Yep. Throw me on the pile. Felt strongly enough about this to actually create an Apple discussions account to complain about it. Congrats, Apple. You've moved me to action.
•Running iphone 4 OS 4.1 through Apple's shipped USB - 30pin connector into a Pioneer DEH-P6200BT head unit.
•I get the tell-tale skips, studders and jerks during ipod music playback. Acts exactly the same way whether the head unit is controlling the iphone (accessory is connected message on the iphone's screen) or when the phone is in control via the ipod app.
•Tried to recreate the effect while playing sound-intensive games through the audio connection. Tested Plants vs Zombies, Epic Citadel and Angry Birds (the only games I had installed at the time). Skips and studders to NOT occur while these games are playing audio through the usb connection, only when playing music through the ipod app. In fact, I think the music skipping may actually stop while the ipod app is playing in the background during some of these games... which is kind of weird.
•Studdering is random. Never seems to happen at the same spot on the same song with any consistency.
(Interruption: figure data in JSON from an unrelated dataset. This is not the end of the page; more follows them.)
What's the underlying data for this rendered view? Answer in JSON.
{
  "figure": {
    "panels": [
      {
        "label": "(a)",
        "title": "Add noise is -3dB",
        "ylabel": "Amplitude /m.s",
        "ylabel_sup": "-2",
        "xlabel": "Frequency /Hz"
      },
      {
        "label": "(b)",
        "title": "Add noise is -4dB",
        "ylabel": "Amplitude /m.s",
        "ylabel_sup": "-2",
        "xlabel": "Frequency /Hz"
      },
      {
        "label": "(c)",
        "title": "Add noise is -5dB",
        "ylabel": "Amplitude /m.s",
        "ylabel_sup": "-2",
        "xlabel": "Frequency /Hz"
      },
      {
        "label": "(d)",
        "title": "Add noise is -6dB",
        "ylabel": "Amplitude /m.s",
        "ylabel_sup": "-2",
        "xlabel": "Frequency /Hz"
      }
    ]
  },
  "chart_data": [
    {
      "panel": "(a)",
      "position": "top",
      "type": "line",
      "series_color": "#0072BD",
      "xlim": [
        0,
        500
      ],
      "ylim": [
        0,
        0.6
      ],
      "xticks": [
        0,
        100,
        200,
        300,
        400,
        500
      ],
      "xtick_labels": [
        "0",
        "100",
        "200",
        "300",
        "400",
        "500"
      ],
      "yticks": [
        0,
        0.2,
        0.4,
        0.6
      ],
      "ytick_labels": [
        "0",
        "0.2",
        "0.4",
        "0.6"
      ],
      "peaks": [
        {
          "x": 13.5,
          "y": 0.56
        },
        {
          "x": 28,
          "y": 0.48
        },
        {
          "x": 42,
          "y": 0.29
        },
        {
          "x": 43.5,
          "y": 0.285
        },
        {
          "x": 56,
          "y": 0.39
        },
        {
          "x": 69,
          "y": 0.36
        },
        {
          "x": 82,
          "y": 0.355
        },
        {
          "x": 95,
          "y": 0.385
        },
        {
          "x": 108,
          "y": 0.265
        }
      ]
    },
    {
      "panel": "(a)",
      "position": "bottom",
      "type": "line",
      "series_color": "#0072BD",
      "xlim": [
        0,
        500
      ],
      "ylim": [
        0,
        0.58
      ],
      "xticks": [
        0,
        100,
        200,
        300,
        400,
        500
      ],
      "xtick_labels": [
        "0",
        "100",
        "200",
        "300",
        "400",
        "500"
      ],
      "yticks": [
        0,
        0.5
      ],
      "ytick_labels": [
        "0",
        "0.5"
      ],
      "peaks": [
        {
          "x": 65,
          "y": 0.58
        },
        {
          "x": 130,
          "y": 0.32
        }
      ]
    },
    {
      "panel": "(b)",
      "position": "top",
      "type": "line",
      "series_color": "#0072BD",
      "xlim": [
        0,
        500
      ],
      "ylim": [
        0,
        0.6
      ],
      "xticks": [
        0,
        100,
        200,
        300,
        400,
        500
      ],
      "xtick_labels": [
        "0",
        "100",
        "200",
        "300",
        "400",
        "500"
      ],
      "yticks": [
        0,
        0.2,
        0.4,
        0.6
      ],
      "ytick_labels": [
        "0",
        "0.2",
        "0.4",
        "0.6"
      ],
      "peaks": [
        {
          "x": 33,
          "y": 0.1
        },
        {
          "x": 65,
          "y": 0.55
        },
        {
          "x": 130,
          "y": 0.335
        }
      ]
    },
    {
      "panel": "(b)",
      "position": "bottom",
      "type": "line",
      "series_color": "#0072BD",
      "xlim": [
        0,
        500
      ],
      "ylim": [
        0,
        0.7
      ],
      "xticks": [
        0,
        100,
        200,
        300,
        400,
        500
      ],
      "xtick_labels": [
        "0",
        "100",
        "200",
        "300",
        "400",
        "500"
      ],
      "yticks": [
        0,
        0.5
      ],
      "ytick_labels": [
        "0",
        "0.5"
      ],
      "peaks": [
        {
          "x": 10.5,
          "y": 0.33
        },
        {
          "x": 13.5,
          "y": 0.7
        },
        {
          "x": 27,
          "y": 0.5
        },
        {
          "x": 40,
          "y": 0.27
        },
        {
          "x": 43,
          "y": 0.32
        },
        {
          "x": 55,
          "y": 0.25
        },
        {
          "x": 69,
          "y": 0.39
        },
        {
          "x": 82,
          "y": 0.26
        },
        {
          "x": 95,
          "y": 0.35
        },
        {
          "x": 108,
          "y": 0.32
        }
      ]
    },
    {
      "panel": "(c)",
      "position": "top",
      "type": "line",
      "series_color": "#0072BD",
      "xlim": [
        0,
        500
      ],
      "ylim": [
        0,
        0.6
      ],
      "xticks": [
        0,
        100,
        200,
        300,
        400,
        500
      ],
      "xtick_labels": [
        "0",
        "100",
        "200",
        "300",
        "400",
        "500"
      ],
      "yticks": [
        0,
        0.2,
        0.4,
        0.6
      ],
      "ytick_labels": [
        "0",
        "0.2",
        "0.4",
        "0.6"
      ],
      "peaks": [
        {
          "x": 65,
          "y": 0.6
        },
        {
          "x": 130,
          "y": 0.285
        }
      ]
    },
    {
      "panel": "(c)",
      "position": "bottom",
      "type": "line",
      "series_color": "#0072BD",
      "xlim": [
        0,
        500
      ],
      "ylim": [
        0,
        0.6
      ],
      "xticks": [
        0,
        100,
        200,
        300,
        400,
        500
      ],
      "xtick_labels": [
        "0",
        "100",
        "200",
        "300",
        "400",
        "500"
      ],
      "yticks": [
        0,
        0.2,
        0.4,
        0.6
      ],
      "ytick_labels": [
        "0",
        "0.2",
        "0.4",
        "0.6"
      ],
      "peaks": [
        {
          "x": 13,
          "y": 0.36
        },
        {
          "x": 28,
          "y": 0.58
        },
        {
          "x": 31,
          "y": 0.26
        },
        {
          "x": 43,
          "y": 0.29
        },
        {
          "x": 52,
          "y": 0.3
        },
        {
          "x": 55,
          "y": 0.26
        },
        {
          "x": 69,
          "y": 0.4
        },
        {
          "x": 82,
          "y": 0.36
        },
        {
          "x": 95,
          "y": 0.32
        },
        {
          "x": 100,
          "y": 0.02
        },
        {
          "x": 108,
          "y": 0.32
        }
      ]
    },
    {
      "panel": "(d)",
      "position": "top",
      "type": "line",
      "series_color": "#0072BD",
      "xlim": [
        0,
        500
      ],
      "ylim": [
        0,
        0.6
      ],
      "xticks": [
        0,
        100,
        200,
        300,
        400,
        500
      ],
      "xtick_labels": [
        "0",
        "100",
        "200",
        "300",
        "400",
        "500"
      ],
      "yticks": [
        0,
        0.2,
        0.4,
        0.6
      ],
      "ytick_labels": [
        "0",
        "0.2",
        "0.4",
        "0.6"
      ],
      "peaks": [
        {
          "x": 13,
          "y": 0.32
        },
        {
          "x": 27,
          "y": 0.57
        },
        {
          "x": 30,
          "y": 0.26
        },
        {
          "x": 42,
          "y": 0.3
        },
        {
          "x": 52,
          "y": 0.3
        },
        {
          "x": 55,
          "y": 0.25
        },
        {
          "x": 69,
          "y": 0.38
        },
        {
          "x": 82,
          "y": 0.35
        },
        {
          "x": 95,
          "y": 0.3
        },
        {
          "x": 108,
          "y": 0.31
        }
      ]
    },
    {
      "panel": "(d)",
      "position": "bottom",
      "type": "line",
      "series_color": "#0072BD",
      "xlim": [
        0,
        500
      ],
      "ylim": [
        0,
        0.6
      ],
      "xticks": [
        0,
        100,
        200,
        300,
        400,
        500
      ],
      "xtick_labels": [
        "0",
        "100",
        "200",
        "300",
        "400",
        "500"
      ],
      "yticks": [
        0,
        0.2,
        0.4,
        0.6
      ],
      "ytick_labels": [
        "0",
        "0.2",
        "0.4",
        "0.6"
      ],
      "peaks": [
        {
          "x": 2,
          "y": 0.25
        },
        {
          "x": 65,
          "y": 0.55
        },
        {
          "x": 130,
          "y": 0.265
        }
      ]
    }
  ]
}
•Putting the screen to sleep (tap the power button) usually triggers the skipping immediately. It doesn't do it as readily if the ipod app is open, but will do it eventually if left to its own devices.
•Suspected that it was an encoding error when I told iTunes to automatically convert to 128 AAC to save space. Playback of same songs on headphones and through iphone speakers does not trigger the studdering. Have no other 30-pin peripherals to test on. Anyone else notice the studders in any peripheral other then a car deck?
•Suspected that push-notifications, bluetooth, or other web-based apps might be causing issues in the background. Went to airplane mode and turned off all notifications. No effect.
•Tried resetting the pioneer deck's microprocessor. No Effect.
•Tried recycling iphone several times. No Effect.
As of this moment, I have not yet tried:
-restoring the iphone to factory settings
-reverting to the original mp3 files instead of the resampled 128k AAC files that itunes encoded
-running the iphone through the 1/8" stereo-input on the car deck (though I already know this will work fine, since listening through headphones does not cause a studder)
Has anyone else done these tests or other more elaborate ones that I can't fathom at this late hour? My goal, of course, is narrowing possible culprits so that Apple doesn't have to, and can therefore better spend their time making Keynote presentations to explain why these issues are everyone else's fault.